Gardasil, the new vaccine against human papilloma virus (HPV) -- which causes cervical cancer and genital warts -- is now available nationwide.
Here is what you need to know now about this new vaccine.
1. What is Gardasil?
Gardasil is a vaccine, licensed for use in June 2006, by the FDA. It targets four strains of human papillomavirus (HPV) -- HPV-6, 11, 16, and 18. HPV-16 and HPV-18 account for about 70% of all cervical cancers. HPV-6 and -11 cause about 90% of genital warts. HPV is also linked to anal cancer.
2. How does HPV spread?
Sexual activity spreads the virus, a very common one. It's one of the most common sexually transmitted diseases (STDs) in the country, according to the CDC, with more than 20 million people currently infected and another 6.2 million contracting the virus each year.
About half of those with HPV are aged 15 to 24. Surveys suggest 3.7% of U.S. girls have sex by age 13, and 62.4% have had sex by the 12th grade.
3. Who should get the vaccine?
Gardasil is approved by the FDA for girls and women ages 9 to 26. The CDC and the American Academy of Pediatrics recommend that the vaccine be given routinely to girls at age 11 to 12 years old, although doctors may choose to vaccinate girls as young as 9. The CDC also recommends the vaccine for women age 13 to 26 who did not receive the vaccine at an earlier age.
However, if a girl or woman is already infected with HPV, the vaccine will not prevent that strain of HPV from causing disease. It will protect against new infections with other strains of HPV included in the vaccine.
The vaccine is also being studied in women up to age 45, although that group may be targeted for the vaccine later.
The vaccine is being studied in males, too. Men can get HPV infections and can pass the virus to their sex partners. HPV causes genital warts and is associated with rare cases of cancer of the penis. Particularly in gay men, HPV is linked to anal cancers. Merck is currently testing Gardasil in men, including gay men.
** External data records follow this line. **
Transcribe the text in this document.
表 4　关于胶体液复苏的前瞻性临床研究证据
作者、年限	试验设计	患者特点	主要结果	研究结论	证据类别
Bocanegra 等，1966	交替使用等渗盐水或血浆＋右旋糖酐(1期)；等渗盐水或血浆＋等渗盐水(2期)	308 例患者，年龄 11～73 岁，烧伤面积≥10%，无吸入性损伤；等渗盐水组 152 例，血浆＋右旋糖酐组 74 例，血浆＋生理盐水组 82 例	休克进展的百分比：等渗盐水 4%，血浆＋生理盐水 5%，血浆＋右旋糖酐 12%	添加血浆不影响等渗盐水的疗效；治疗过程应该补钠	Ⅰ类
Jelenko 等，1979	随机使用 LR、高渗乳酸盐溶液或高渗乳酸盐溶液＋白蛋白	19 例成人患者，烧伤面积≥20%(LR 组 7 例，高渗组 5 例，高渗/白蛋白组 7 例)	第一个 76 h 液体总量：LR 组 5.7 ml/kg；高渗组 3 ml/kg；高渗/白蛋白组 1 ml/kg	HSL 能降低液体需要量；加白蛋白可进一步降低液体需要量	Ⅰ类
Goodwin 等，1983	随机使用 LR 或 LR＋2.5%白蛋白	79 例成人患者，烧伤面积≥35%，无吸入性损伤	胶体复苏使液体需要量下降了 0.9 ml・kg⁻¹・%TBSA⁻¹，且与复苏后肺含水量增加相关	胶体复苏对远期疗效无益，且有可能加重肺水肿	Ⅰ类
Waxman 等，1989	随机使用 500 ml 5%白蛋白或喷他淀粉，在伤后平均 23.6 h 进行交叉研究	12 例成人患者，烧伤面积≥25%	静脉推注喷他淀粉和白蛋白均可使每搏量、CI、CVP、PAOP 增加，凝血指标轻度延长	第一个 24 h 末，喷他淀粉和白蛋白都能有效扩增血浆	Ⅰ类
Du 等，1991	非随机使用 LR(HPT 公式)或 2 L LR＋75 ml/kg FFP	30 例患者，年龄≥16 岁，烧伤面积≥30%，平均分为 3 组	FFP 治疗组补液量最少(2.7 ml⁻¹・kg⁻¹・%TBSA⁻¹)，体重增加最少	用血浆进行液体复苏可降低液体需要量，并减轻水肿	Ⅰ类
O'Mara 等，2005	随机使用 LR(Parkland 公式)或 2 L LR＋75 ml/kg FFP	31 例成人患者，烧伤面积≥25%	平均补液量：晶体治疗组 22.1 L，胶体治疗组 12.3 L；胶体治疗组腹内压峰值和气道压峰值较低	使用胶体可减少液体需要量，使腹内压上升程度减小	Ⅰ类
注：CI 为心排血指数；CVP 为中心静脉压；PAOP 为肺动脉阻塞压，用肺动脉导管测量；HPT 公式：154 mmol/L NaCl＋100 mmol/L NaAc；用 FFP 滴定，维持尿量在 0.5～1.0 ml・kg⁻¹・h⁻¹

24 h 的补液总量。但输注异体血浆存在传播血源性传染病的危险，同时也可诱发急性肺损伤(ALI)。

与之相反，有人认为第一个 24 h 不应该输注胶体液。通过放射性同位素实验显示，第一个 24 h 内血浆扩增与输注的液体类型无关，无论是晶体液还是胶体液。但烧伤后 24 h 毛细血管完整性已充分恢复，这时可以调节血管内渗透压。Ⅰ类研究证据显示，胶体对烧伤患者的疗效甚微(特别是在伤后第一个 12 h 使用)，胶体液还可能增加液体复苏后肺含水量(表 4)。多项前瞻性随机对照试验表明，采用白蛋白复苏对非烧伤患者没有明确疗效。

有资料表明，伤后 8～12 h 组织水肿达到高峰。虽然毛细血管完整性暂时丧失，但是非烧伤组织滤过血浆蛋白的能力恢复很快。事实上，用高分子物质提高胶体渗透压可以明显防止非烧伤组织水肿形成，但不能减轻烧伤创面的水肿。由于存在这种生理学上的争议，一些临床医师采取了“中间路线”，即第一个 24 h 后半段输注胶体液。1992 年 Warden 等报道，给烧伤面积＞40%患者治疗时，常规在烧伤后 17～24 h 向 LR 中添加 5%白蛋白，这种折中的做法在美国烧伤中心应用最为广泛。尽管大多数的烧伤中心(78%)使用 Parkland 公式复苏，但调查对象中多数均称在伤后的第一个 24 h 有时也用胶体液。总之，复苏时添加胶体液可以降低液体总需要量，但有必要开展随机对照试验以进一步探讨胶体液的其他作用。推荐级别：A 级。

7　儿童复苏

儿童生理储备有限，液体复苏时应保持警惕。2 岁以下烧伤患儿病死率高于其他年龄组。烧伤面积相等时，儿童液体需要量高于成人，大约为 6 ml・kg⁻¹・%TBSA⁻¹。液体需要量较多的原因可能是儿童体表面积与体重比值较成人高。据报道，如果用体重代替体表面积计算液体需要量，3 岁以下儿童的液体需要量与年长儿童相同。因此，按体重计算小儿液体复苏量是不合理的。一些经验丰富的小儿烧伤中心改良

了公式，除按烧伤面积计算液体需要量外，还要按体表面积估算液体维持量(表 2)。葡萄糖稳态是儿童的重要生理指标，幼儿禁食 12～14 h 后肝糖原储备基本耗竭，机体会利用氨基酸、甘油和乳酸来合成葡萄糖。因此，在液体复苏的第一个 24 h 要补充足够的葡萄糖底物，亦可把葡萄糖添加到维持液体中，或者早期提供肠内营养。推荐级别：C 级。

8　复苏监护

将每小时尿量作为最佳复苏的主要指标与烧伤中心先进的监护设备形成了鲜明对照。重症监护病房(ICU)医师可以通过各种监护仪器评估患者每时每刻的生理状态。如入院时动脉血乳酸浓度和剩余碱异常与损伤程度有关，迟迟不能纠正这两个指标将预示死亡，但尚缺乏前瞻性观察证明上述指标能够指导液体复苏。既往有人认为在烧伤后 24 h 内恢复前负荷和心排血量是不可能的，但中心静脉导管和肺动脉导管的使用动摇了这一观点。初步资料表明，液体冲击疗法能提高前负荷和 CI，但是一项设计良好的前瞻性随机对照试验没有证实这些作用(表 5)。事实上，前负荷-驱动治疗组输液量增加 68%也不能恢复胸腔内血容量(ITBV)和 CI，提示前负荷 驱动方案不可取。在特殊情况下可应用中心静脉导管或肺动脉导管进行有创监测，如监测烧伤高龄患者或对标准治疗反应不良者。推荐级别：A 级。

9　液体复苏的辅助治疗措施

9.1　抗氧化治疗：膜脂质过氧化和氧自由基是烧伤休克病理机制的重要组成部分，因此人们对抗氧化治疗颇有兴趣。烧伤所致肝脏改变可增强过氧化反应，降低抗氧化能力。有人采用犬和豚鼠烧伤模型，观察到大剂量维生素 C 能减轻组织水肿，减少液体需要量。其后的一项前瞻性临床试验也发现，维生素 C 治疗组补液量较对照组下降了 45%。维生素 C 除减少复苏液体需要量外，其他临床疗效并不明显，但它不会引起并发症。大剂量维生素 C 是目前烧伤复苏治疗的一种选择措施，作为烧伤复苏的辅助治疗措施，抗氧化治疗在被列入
4. What is the best way to talk to my daughter about this?
Emphasize that the primary goal is to help prevent cervical cancer. If you, as a parent, are worried this will give your child a false sense of security that she can't catch a sexually transmitted infection from sexual activity, you can also emphasize that the vaccine only protects against certain strains of HPV -- not against any of the many other types of sexually transmitted infections.
5. Does Gardasil protect against all cervical cancers?